Heifetz was born in Odesa, Ukraine, and first performed in public at the age of six. Recital and concert tours have taken her to Italy, Austria, Switzerland, Germany and France. She has played many concerts in the United States, and has appeared as soloist with Ricercata de Paris, Musica Viva, the Liederkranz Orchestra of New York, the Liszt Festival Symphony Orchestra, the Boston University Symphony Orchestra, and others. Heifetz has won the First Prize in the Liederkranz Foundation Competition in New York, the First Prize in the Aaron Richmond Piano Competition in Boston, the Marie Baier Foundation Award and the gold medal in the Tape Recording Competition of the Piano Teachers Guild in New York.

Heifetz studied at the famous Stolyarsky School in Odesa, the New England Conservatory in Boston and Boston University.

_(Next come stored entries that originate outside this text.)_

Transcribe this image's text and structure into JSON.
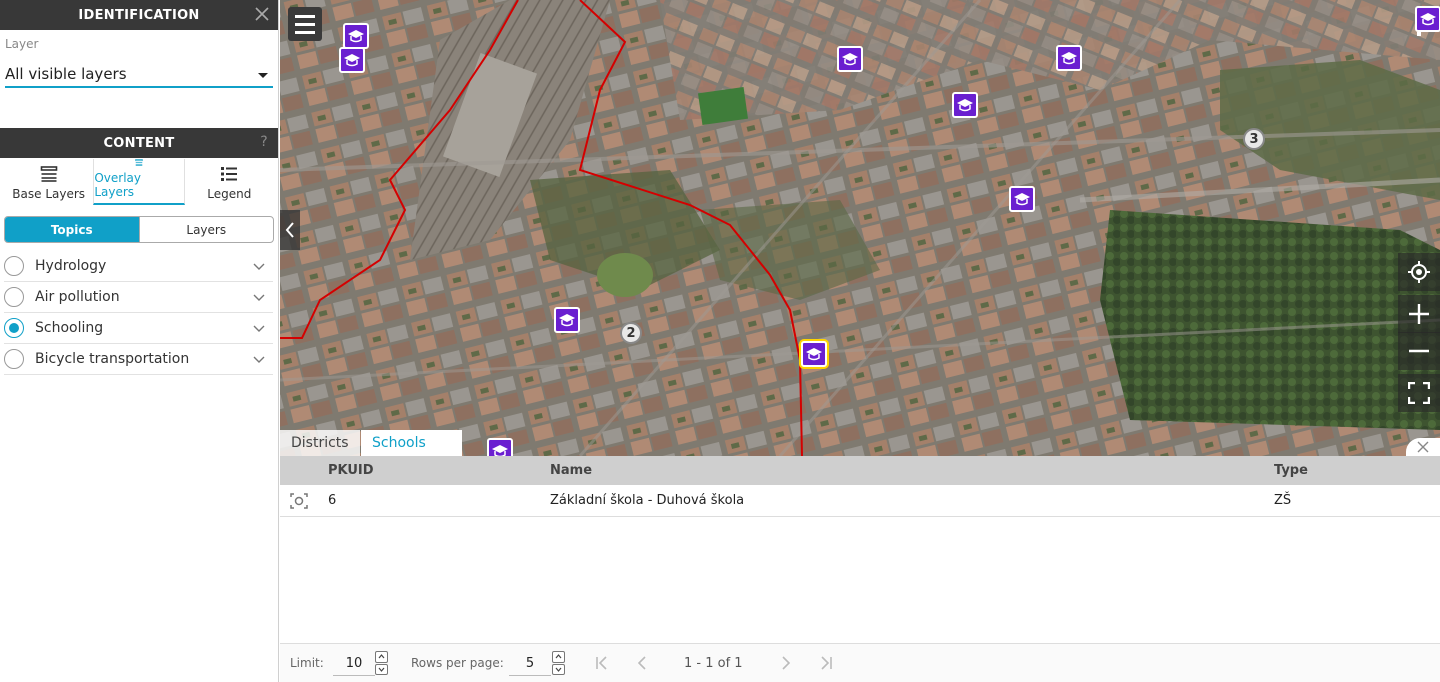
{
  "identification": {
    "title": "IDENTIFICATION",
    "layer_label": "Layer",
    "layer_value": "All visible layers"
  },
  "content": {
    "title": "CONTENT",
    "help": "?",
    "tabs": [
      "Base Layers",
      "Overlay Layers",
      "Legend"
    ],
    "active_tab": "Overlay Layers",
    "segments": [
      "Topics",
      "Layers"
    ],
    "active_segment": "Topics",
    "topics": [
      {
        "label": "Hydrology",
        "checked": false
      },
      {
        "label": "Air pollution",
        "checked": false
      },
      {
        "label": "Schooling",
        "checked": true
      },
      {
        "label": "Bicycle transportation",
        "checked": false
      }
    ]
  },
  "map": {
    "clusters": [
      "3",
      "2"
    ],
    "accent_color": "#10a0c8",
    "school_marker_color": "#6a1fd0",
    "boundary_color": "#d40000"
  },
  "table": {
    "tabs": [
      "Districts",
      "Schools"
    ],
    "active_tab": "Schools",
    "columns": [
      "PKUID",
      "Name",
      "Type"
    ],
    "rows": [
      {
        "pkuid": "6",
        "name": "Základní škola - Duhová škola",
        "type": "ZŠ"
      }
    ],
    "footer": {
      "limit_label": "Limit:",
      "limit_value": "10",
      "rows_label": "Rows per page:",
      "rows_value": "5",
      "range": "1 - 1 of 1"
    }
  }
}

She attended Tanglewood Institute where she was given the most promising performer award. Her teachers included Oxana Yablonskaya, Gary Graffman and Russell Sherman.

Heifetz records for Sonora Productions. Of her debut recording, of Lizst's Consolations, Mephisto Waltz No. 1, Hungarian Rhapsodies Nos. 6 and 12, Polish Songs Nos. 1-6, and Rigoletto Paraphrase, Donald Manildi wrote that Heifetz "offers earnest, well-schooled performances that may attract those who prefer a clear, ungimmicked treatment of Liszt's piano music."